Phyoe Phyoe Aung was arrested on 10 March 2015 in Letpadan in Bago Region, in the midst of a violent police crackdown on largely peaceful student protesters. Since then she has been detained in Tharawaddy prison, with at least 50 other student protesters, charged with a range of criminal offences in connection with the protest.
Her husband Lin Htet Naing, aka James aka Aung Thant Zin, also member of the Central Executive Committee of the ABFSU, has also received an additional six charges for protesting without authorization between November 2014 and March 2015. Lin Htet Naing was arrested on 3 November 2015 and already faced a range of politically-motivated charges for taking part in a peaceful protest on 10 March 2015 in Yangon. The protest was in response to the violent crackdown against student protesters in Letpadan. He is detained in Insein prison in Yangon, and now faces up to nine years and six months in prison.
Please join this Urgent Action:
- Calling on the Myanmar authorities to immediately and unconditionally release Phyoe Phyoe Aung, Lin Htet Naing and all the other students detained simply for their peaceful protests;
- Urging them to ensure that pending their release, Phyoe Phyoe Aung and Lin Htet Naing are not tortured or otherwise ill-treated, nor transferred to remote prisons, have regular access to family members and a lawyer of their choice and are provided with any medical treatment that they may require; and
- Calling on them to repeal or else amend all laws which unlawfully restrict the rights to freedom of expression and peaceful assembly, to comply with international human rights law and standards.
Your action will be sent to the Consulate General of Myanmar in Hong Kong by 4 April, 2016
Lin Htet Naing is facing additional charges in the Kamayut, Mayangon, Hlaing, Sanchaung and Kyimyindaing Township Courts in Yangon. Phyoe Phyoe Aung is facing additional charges in Kamayut, Mayangon, Kyauktada, Botataung and Tamwe Township Courts in Yangon. Lin Htet Naing, Phyoe Phyoe Aung, Kyaw Ko Ko, and Nandar Sitt Aung, all members of the ABFSU, have been leading student protests since the end of 2014, after the National Education Law was adopted on 30 September that year. They claim the law curtails academic freedom and are calling for it to be amended. A nationwide student march was blocked in Letpadan, Bago Region and violently dispersed by Myanmar police on 10 March 2015. More than 100 students were arrested that day. Since then, some have been released on bail but around 50 remain in detention in Tharawaddy prison, Bago Region. In response, students in Yangon organized a peaceful protest the same day.
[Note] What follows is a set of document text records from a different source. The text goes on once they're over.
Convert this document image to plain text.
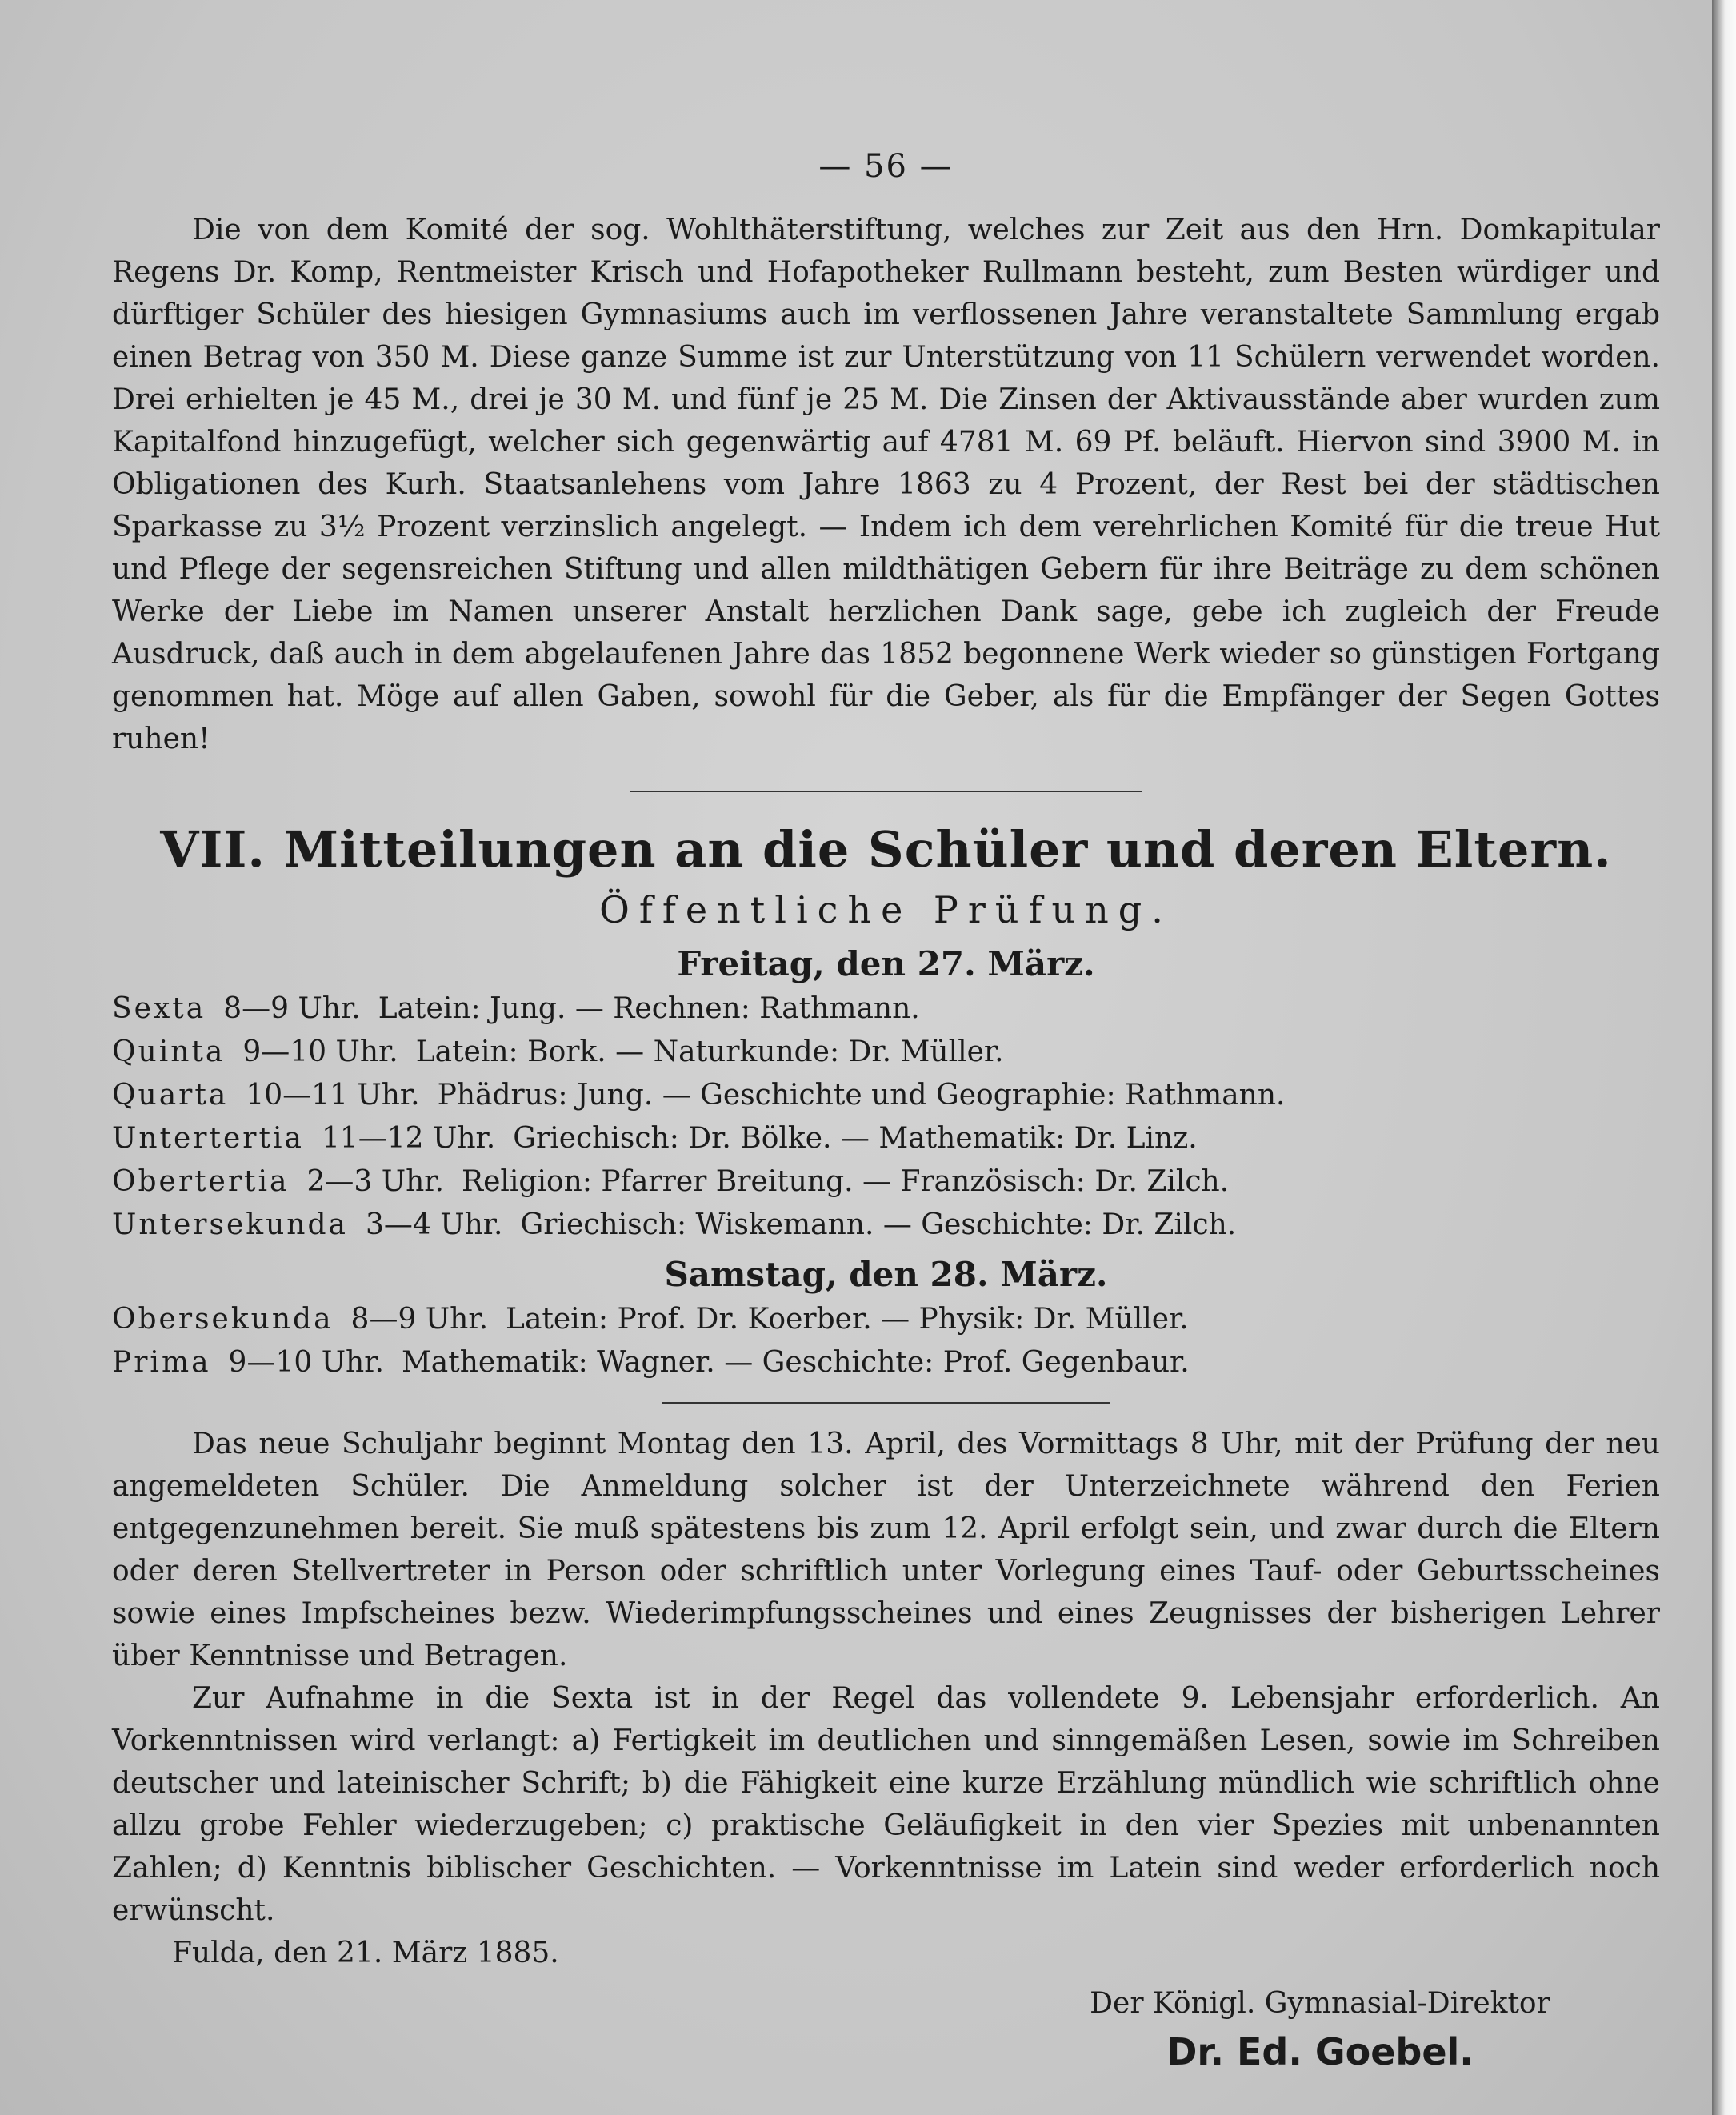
— 56 —

Die von dem Komité der sog. Wohlthäterstiftung, welches zur Zeit aus den Hrn. Domkapitular Regens Dr. Komp, Rentmeister Krisch und Hofapotheker Rullmann besteht, zum Besten würdiger und dürftiger Schüler des hiesigen Gymnasiums auch im verflossenen Jahre veranstaltete Sammlung ergab einen Betrag von 350 M. Diese ganze Summe ist zur Unterstützung von 11 Schülern verwendet worden. Drei erhielten je 45 M., drei je 30 M. und fünf je 25 M. Die Zinsen der Aktivausstände aber wurden zum Kapitalfond hinzugefügt, welcher sich gegenwärtig auf 4781 M. 69 Pf. beläuft. Hiervon sind 3900 M. in Obligationen des Kurh. Staatsanlehens vom Jahre 1863 zu 4 Prozent, der Rest bei der städtischen Sparkasse zu 3½ Prozent verzinslich angelegt. — Indem ich dem verehrlichen Komité für die treue Hut und Pflege der segensreichen Stiftung und allen mildthätigen Gebern für ihre Beiträge zu dem schönen Werke der Liebe im Namen unserer Anstalt herzlichen Dank sage, gebe ich zugleich der Freude Ausdruck, daß auch in dem abgelaufenen Jahre das 1852 begonnene Werk wieder so günstigen Fortgang genommen hat. Möge auf allen Gaben, sowohl für die Geber, als für die Empfänger der Segen Gottes ruhen!

VII. Mitteilungen an die Schüler und deren Eltern.
Öffentliche Prüfung.
Freitag, den 27. März.
Sexta 8—9 Uhr. Latein: Jung. — Rechnen: Rathmann.
Quinta 9—10 Uhr. Latein: Bork. — Naturkunde: Dr. Müller.
Quarta 10—11 Uhr. Phädrus: Jung. — Geschichte und Geographie: Rathmann.
Untertertia 11—12 Uhr. Griechisch: Dr. Bölke. — Mathematik: Dr. Linz.
Obertertia 2—3 Uhr. Religion: Pfarrer Breitung. — Französisch: Dr. Zilch.
Untersekunda 3—4 Uhr. Griechisch: Wiskemann. — Geschichte: Dr. Zilch.
Samstag, den 28. März.
Obersekunda 8—9 Uhr. Latein: Prof. Dr. Koerber. — Physik: Dr. Müller.
Prima 9—10 Uhr. Mathematik: Wagner. — Geschichte: Prof. Gegenbaur.

Das neue Schuljahr beginnt Montag den 13. April, des Vormittags 8 Uhr, mit der Prüfung der neu angemeldeten Schüler. Die Anmeldung solcher ist der Unterzeichnete während den Ferien entgegenzunehmen bereit. Sie muß spätestens bis zum 12. April erfolgt sein, und zwar durch die Eltern oder deren Stellvertreter in Person oder schriftlich unter Vorlegung eines Tauf- oder Geburtsscheines sowie eines Impfscheines bezw. Wiederimpfungsscheines und eines Zeugnisses der bisherigen Lehrer über Kenntnisse und Betragen.

Zur Aufnahme in die Sexta ist in der Regel das vollendete 9. Lebensjahr erforderlich. An Vorkenntnissen wird verlangt: a) Fertigkeit im deutlichen und sinngemäßen Lesen, sowie im Schreiben deutscher und lateinischer Schrift; b) die Fähigkeit eine kurze Erzählung mündlich wie schriftlich ohne allzu grobe Fehler wiederzugeben; c) praktische Geläufigkeit in den vier Spezies mit unbenannten Zahlen; d) Kenntnis biblischer Geschichten. — Vorkenntnisse im Latein sind weder erforderlich noch erwünscht.

Fulda, den 21. März 1885.
Der Königl. Gymnasial-Direktor
Dr. Ed. Goebel.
Phyoe Phyoe Aung and Lin Htet Naing were previously arrested in 2008 for their involvement in the “Saffron Revolution” – widespread anti-government protests across Myanmar in August and September 2007. They were released in a presidential prisoner amnesty in January 2012.
The Myanmar authorities continue to arrest and imprison activists and human rights defenders simply for peacefully exercising their right to freedom of expression and peaceful assembly which are enshrined in Articles 19 and 20 of the Universal Declaration of Human Rights (UDHR). Amnesty International is concerned about a number of laws in Myanmar which restrict the rights to freedom of expression and peaceful assembly.
Amnesty International continues to receive reports about poor prison conditions in Myanmar, which do not comply with those set out in the UN Standard Minimum Rules for the Treatment of Prisoners. These concerns include a lack of access to adequate medical treatment, clean drinking water, nutritious food and water for bathing.